Status Update: 19th Aug 2022
I am very pleased to advise that Mandiant, a global leader in threat intelligence and expertise, have concluded a sweep of both the eFinancials servers and HSCN network connection and has not identified any immediate evidence of a compromise. For a copy of the Incident Response Investigation Update provided to us by Mandiant and a System Diagram of eFinancials please contact your Account Manager.
As you know, Advanced recently experienced a disruption to our systems that we have since determined to be the result of a cybersecurity incident caused by ransomware. On August 4, 2022, at approximately 7 am, our teams identified the cybersecurity incident. In response, we immediately took action to mitigate any further risk and isolated all of our Health and Care environments, including the HSCN network which is used to access eFinancials by NHS Trusts.
We moved swiftly to engage leading third-party forensic partners, including Mandiant and Microsoft DART, to conduct an investigation and to ensure our systems can be brought back online safely and our customers who use them can feel confident in reconnecting once service is restored.
Since our Health and Care systems were isolated, no further issues have been detected and our security monitoring continues to confirm that the incident is contained, allowing our recovery activities to move forward. At this time, we are unable to confirm the number of servers that were impacted by the malware.
With respect to our eFinancials customers connecting via a direct VPN through the HSCN secure network, there is nothing, to date, to suggest that any of our customers are at risk of malware spread. Mandiant has reviewed the eFinancials and HSCN systems and have scanned for Indicators Of Compromise (IOCs) known to date and has not identified any immediate evidence of a compromise on any system.
eFinancials Infrastructure
The eFinancials private cloud platform is hosted by Advanced in our dedicated secure suites in two commercial Tier 3 aligned data datacentres one in Slough and the other in East London. All of the hardware, including server, storage, network and firewall equipment is owned and operated by Advanced. The virtualisation platform technology used is VMware. Each customer environment is in a discrete private vLAN and has its own dedicated SAN LUN to ensure data separation from other customers.
The eFinancials hosted customer environment includes at minimum an Oracle database server (for additional security, each customer has their own Oracle database server rather than a share on a farm) and an application server, both running Red Hat Enterprise Linux operating systems.
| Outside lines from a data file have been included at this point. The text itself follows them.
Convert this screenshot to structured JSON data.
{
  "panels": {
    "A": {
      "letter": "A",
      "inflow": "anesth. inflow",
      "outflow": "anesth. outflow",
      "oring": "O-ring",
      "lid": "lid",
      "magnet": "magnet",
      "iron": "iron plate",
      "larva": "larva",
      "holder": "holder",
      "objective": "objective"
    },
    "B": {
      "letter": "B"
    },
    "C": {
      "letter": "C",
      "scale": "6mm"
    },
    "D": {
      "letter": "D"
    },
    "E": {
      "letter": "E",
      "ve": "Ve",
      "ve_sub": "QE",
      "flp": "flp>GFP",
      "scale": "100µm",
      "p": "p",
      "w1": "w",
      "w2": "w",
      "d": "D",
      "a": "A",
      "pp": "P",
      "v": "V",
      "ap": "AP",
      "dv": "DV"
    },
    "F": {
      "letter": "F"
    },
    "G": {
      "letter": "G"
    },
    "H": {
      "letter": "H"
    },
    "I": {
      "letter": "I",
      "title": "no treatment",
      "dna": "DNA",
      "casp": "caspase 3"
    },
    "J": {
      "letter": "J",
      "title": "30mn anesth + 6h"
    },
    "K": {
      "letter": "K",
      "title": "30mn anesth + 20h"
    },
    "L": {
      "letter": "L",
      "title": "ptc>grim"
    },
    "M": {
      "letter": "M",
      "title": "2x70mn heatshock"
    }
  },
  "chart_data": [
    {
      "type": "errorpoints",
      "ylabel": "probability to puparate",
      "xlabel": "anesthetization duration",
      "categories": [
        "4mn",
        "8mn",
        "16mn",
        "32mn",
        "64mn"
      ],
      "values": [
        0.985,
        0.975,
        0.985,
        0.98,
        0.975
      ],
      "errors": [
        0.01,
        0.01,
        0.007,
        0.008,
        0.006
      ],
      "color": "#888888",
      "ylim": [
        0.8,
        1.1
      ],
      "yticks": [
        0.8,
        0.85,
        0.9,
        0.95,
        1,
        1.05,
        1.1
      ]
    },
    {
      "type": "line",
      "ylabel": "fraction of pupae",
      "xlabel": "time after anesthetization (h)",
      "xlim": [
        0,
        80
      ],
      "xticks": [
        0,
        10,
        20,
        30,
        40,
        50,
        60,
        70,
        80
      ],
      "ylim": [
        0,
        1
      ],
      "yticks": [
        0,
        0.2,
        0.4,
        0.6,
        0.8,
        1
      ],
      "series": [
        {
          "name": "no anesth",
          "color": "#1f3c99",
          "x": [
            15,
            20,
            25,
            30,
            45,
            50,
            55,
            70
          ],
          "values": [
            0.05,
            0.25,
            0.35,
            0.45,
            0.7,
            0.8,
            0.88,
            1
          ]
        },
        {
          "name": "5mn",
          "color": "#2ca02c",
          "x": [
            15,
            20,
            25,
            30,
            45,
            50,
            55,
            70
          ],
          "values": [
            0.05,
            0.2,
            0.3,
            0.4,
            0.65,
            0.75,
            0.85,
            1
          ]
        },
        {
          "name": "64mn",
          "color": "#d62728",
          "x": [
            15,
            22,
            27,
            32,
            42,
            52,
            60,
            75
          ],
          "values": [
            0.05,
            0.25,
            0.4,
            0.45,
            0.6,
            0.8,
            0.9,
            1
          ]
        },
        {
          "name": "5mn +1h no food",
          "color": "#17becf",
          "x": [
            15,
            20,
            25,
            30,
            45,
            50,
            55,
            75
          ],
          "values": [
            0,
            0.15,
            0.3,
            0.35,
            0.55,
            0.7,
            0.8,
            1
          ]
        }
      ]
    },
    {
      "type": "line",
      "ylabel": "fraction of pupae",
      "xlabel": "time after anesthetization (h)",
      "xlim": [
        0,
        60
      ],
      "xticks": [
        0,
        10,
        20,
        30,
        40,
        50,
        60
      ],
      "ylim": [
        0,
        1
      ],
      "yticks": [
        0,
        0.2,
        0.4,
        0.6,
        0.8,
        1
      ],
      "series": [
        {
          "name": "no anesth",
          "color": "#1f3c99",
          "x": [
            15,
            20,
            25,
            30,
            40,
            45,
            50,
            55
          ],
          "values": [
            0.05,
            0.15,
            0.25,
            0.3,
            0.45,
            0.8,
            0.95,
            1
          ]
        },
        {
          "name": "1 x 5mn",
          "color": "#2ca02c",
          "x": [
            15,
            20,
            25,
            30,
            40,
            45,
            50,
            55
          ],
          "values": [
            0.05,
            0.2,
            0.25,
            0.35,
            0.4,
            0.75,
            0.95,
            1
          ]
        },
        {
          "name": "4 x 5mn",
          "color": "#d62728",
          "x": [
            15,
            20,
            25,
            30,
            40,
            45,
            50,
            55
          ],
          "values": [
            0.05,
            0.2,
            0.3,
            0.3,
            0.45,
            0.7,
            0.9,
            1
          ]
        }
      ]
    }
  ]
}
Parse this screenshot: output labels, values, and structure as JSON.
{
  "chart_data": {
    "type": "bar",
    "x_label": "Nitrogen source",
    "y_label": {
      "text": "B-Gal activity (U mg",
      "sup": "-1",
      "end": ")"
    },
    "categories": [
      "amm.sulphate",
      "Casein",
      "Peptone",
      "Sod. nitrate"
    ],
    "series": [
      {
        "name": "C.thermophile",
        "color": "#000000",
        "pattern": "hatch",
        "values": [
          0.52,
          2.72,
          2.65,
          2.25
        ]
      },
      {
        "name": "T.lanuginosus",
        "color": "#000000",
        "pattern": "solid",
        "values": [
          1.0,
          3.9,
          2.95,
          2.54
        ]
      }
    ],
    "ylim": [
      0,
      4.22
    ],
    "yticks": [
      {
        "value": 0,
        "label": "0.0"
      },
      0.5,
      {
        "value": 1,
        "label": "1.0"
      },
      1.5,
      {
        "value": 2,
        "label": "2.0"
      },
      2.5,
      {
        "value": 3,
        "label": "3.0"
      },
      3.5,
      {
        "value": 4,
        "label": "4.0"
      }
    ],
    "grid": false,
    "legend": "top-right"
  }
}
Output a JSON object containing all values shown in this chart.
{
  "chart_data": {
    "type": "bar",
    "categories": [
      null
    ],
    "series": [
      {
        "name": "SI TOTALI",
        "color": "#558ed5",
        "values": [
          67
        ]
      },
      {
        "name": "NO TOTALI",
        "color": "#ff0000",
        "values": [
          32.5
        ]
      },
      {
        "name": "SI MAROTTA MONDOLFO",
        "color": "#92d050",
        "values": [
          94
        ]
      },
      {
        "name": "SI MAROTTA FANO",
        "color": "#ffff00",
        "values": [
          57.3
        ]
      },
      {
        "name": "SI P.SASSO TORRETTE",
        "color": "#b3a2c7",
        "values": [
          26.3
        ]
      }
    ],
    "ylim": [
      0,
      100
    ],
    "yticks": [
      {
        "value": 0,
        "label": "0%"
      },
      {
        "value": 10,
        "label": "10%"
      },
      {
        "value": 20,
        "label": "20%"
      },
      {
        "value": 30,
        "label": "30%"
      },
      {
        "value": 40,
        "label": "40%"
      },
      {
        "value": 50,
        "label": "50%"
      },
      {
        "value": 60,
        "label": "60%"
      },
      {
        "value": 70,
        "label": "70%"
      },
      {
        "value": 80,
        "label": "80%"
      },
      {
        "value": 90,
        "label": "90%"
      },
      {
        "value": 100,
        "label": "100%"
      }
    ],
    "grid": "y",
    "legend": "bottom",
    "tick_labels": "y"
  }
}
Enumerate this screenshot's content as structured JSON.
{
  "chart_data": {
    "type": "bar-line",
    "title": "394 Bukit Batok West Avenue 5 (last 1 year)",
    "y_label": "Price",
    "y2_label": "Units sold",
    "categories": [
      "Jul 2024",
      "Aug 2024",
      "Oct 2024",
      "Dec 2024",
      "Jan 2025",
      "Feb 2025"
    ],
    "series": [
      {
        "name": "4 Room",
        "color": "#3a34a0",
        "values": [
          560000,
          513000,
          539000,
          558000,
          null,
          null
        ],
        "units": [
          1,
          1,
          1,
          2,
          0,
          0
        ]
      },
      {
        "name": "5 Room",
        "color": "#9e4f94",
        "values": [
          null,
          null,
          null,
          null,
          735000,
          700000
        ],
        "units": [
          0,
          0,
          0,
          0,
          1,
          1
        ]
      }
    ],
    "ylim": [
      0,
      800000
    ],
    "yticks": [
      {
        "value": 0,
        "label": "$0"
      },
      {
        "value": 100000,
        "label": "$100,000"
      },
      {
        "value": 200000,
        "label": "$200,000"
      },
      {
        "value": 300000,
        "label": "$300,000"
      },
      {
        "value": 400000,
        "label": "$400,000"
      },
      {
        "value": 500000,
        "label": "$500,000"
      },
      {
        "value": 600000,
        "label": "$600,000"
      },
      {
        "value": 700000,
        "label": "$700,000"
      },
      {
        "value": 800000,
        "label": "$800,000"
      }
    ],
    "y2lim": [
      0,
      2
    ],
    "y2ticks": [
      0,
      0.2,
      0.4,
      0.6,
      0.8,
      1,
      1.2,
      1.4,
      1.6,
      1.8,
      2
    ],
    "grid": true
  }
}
Storage is provided from an IBM Storewize SAN platform. Backups are encrypted and transmitted to the secondary datacentre for full location resilience.
The eFinancials hosting platform is not open to any direct Internet traffic. Customers connect to their own vLAN via either a dedicated circuit or a VPN, which in turn can be transmitted across the HSCN network (NHS customers).
The eFinancials HSCN connection shares the HSCN circuit and a firewall pair with the Advanced Health and Care hosting platform, which is why eFinancials HSCN connection was indirectly impacted by this incident - the eFinancials hosted platform itself is completely separate from the health and care one.
Preparing to Reconnect
Mandiant has deployed HX agents (AXGT) on eFinancials and HSCN endpoints. These agents provide real-time monitoring and provide Mandiant the capability to quarantine and isolate specific endpoints, if required. Mandiant will conduct 24x7 monitoring of Real Time Alerts across these systems.
At this time, based on Mandiant scanning, real time monitoring and detection capabilities, we have no evidence that eFinancials customers would be at risk when they reconnect and resume normal business operations.
We know that you will be wanting to reconnect to your Advanced services as quickly as possible, but we do recommend that you think about your reconnection process and whether a test with a small number of users would be beneficial. Should you wish to carry out any testing with us, please raise a case via the customer Support Portal titled ‘Reconnecting to eFinancials’ and stating which users you will carry out testing with.
I would like to take this opportunity to thank you once again for your patience and understanding as we have worked through our response to this incident.